We generate a fixed length rowkey — something we tend to try to do with most of our schemas — which is a concatenation of the hash of message id with a hash of the application identifier (typically its name). By using hashes of the ids and the app name, we get a fixed-length rowkey that allows efficient scanning of sub-ranges. In this case, we have at least as many rows as there are checkpoints, in contrast to the earlier schema where the cardinality of ids informed the upper bound on the number of rows.

An immediately obvious drawback is that this schema requires more storage, as each rowkey also stores a hash of the application name. This isn’t a total loss, though, for a couple reasons.

First of all, the identifier is a common and repeated key prefix across millions or billions of rows, which allows for efficient compression. More important, it's more than compensated by the fact that these rowkeys allow efficient range queries, particularly on a per-application basis. In practice, this identifier also often includes an internal client-tracking code, so that we generate a unique hash for each application and client combination.

These ranged scans are useful because they allow bounded scans (i.e., without a full table scan) to efficiently read all the previous ids an application has already processed. This approach is useful for large batch jobs — in disaster-recovery use cases, for example — that can download the full list of processed message ids instead of having to make individual point lookups.

Application users are also allowed to supply custom metadata (such as timestamps) that can be stored alongside the entry to record when, for example, the record was processed.

Optimizing checkpointing

A common use case of the system is that application authors will, upon receiving a message, check if the message is a duplicate, and if not, process the message (typically executing a different code path if the message is indeed a duplicate).

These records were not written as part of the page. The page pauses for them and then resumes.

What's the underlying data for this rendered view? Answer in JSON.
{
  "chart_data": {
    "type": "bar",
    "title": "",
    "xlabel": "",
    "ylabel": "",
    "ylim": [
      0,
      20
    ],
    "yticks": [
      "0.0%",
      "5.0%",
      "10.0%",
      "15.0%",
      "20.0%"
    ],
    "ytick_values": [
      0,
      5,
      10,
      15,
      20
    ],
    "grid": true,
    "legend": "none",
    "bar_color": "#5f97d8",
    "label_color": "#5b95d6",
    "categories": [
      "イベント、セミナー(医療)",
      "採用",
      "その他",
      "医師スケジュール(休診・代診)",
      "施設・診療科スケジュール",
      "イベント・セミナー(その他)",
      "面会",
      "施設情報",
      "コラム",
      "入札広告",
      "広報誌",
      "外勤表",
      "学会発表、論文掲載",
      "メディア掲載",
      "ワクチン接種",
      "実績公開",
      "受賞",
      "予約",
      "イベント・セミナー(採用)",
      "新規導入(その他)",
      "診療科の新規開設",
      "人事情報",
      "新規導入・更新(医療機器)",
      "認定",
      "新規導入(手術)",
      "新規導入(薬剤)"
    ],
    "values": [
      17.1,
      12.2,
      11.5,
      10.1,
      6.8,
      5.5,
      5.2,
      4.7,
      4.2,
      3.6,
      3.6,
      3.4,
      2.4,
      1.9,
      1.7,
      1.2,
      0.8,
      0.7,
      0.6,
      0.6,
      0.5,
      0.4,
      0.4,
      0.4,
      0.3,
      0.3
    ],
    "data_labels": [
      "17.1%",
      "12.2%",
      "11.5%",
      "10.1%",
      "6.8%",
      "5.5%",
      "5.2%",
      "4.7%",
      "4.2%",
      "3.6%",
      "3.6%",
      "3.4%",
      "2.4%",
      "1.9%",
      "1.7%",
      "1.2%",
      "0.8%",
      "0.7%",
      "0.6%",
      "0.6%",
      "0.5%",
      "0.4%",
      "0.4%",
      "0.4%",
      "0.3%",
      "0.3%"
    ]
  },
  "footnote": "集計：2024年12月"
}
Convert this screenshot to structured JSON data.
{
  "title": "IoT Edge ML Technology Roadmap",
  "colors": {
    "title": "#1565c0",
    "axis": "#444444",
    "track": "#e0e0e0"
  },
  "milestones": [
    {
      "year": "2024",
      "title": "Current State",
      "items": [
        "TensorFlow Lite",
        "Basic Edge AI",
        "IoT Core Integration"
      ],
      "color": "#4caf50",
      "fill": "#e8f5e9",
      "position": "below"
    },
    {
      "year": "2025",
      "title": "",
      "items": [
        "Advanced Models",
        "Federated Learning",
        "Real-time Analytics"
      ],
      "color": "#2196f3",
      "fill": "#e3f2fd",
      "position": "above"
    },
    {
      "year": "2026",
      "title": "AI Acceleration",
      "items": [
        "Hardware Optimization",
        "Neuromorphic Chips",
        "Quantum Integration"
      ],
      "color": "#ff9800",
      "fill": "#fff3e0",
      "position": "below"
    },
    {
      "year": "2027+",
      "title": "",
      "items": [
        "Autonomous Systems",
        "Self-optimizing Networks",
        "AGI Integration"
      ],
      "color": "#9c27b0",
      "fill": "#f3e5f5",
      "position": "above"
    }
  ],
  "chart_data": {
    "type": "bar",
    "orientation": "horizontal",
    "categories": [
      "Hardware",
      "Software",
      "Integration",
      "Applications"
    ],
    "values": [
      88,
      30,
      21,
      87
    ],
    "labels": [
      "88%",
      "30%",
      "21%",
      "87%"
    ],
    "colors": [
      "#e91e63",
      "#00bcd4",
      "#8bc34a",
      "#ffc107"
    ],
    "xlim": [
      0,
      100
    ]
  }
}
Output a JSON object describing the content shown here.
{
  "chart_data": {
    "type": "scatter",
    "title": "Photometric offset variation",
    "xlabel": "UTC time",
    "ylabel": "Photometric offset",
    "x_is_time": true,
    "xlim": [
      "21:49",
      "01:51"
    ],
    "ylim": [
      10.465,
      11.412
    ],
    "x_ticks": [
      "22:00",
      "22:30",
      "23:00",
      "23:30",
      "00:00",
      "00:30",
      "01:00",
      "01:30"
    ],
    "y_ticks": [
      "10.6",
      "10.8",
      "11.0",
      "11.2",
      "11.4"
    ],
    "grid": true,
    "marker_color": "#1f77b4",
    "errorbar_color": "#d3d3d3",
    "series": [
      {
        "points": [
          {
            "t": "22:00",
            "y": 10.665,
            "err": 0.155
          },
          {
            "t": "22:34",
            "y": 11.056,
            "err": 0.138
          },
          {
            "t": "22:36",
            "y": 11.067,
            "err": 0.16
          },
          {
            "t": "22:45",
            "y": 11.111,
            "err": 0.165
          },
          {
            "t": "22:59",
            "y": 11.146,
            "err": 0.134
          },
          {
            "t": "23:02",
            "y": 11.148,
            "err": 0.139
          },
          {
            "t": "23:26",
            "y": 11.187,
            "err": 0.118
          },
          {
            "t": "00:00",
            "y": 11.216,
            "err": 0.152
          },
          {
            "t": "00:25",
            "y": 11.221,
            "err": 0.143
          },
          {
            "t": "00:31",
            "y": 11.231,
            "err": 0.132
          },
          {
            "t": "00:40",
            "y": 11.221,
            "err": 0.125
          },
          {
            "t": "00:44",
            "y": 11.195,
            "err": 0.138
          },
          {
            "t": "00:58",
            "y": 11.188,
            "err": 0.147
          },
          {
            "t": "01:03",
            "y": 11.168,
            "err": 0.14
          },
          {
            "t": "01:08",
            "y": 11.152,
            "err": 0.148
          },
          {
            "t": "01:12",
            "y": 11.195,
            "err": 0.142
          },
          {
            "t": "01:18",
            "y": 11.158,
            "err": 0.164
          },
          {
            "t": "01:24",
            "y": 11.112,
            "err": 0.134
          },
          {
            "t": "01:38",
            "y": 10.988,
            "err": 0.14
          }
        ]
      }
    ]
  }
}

A naive get followed by a put to insert the checkpoint is both relatively slow and error prone: there's an obvious race condition if the state is checked concurrently. Fortunately, Cloud Bigtable supports conditional mutations (changes are applied if a condition is met and rejected otherwise). We use this feature to checkpoint only if a checkpoint cell has not previously been created, rejecting the checkpoint otherwise — all done atomically. Users can now be informed if the message has been previously seen, and if not, they can be sure only a single worker is allowed to checkpoint.

Data processing with Apache Beam and Google Cloud Dataflow

When writing stream-processing pipelines, our standard framework of choice is Apache Beam, the programming model for building streaming (or batch) data processing pipelines. We're big fans of Beam’s data watermarks, which let programmers reason about, and deal with (amongst other things) late-arriving data. In addition, running our pipelines on Google Cloud Dataflow lets us focus on programming without having to worry about deploying and maintaining instances running our code (a hallmark of Google Cloud Platform overall).

While we bundle our dedupe system as a library (to make it easy to integrate into existing code in multiple environments), the primary dedupe via Cloud Dataflow is a trivial Beam DoFn.

(Protip: use AbstractCloudBigtableTableDoFn to help take care of the Cloud Bigtable connection lifecycle.)

Looking ahead, as state-management APIs in Beam are formalized, we intend to optimize this process further by detecting duplicated messages in our core flows via state held in the Cloud Dataflow service.

Next steps

In a relatively small amount of work (hiding a lot of complexity managed for us by GCP), we were able to deploy a system that lets us dedupe messages at scale, with no self-managed components, and that easily scales with traffic. The data this system produces as a side effect is useful to analyze because it often points to fundamental changes in systems that are usually worth investigating.

In a future post, we’ll describe the analytic systems we built at Qubit to analyze this data at scale.